Testing the presence of polynomial way trend in the conditional variance of stationaryu macroeconomic and financial time series
SubjectAutoregression (Statistics) ; Regression analysis -- Asyptotic theory ; Monte Carlo method ; Statistical inference
In this paper, we consider stationary first order autoregressive models assuming that the errors that generate our process exhibits polynomial trend in their variance. We organize this work into three major sections: theory, Monte Carlo simulations and empirical work. In the first part, basic theoretical concepts of first order autoregressive models are presented. Limiting results, statistical inference and forecasting using the ordinary least squares estimator in AR (1) regressions are discussed.

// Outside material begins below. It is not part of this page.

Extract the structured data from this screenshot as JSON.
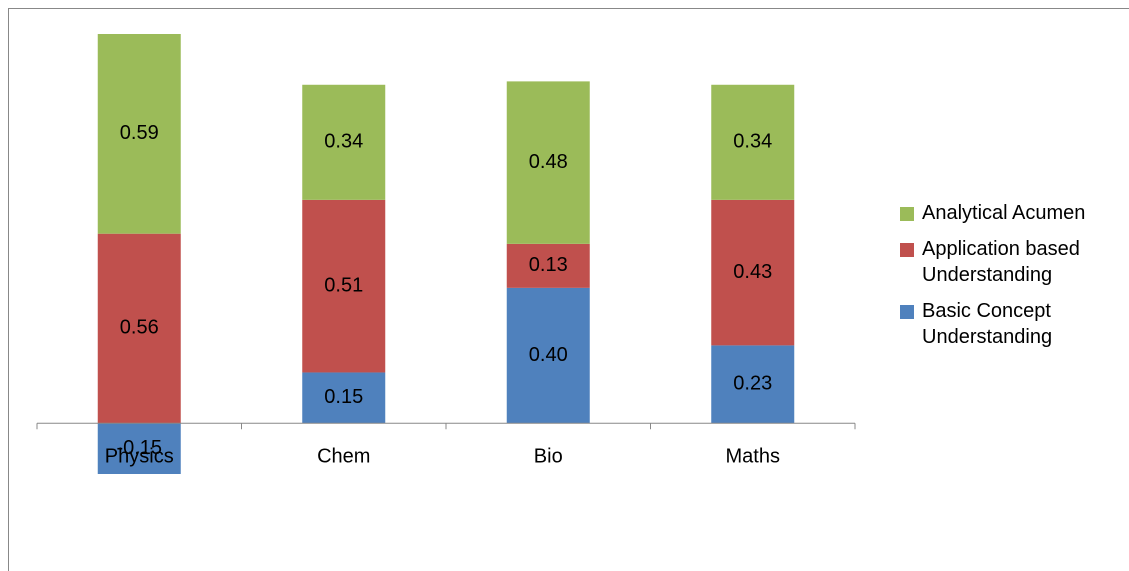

We continue with a discussion on heteroskedasticity. We describe it in details by defining it, presenting the generated difficulties and suggesting existing methods for dealing with this violation of the classical linear regression assumptions. Next, we focus on our hypotheses for the conditional variance of the error. The exact required properties of the error driving the model are stated and discuss the limiting behavior of our series under the existence of polynomial trend in the second moment of the AR (1) errors. Then we make some preliminary comments on how these theoretical results is expected to affect the discussed concepts (statistical inference, forecasting and limiting results) of AR(1) models. In the next section we present the results of Monte Carlo simulations. We conducted these experiments in order to demonstrate the effect of polynomial trend in the variance of the AR(1) disturbances in the least squares test statistic and compare alternative methods of correcting the suggested kind of heteroskedasticity. The last section of this paper demonstrates empirical results. For the purposes of this work, we created a database which consists of a variety of macroeconomic and financial data. These time series are tested for the presence of a polynomial way trend in the variance of the fitted residuals by an AR(1) regression. We aim in locating whether real data exhibits or not such a behavior in their disturbances. Afterwards, we conclude with a discussion on how our results changes existing results on the efficiency of the tested markets.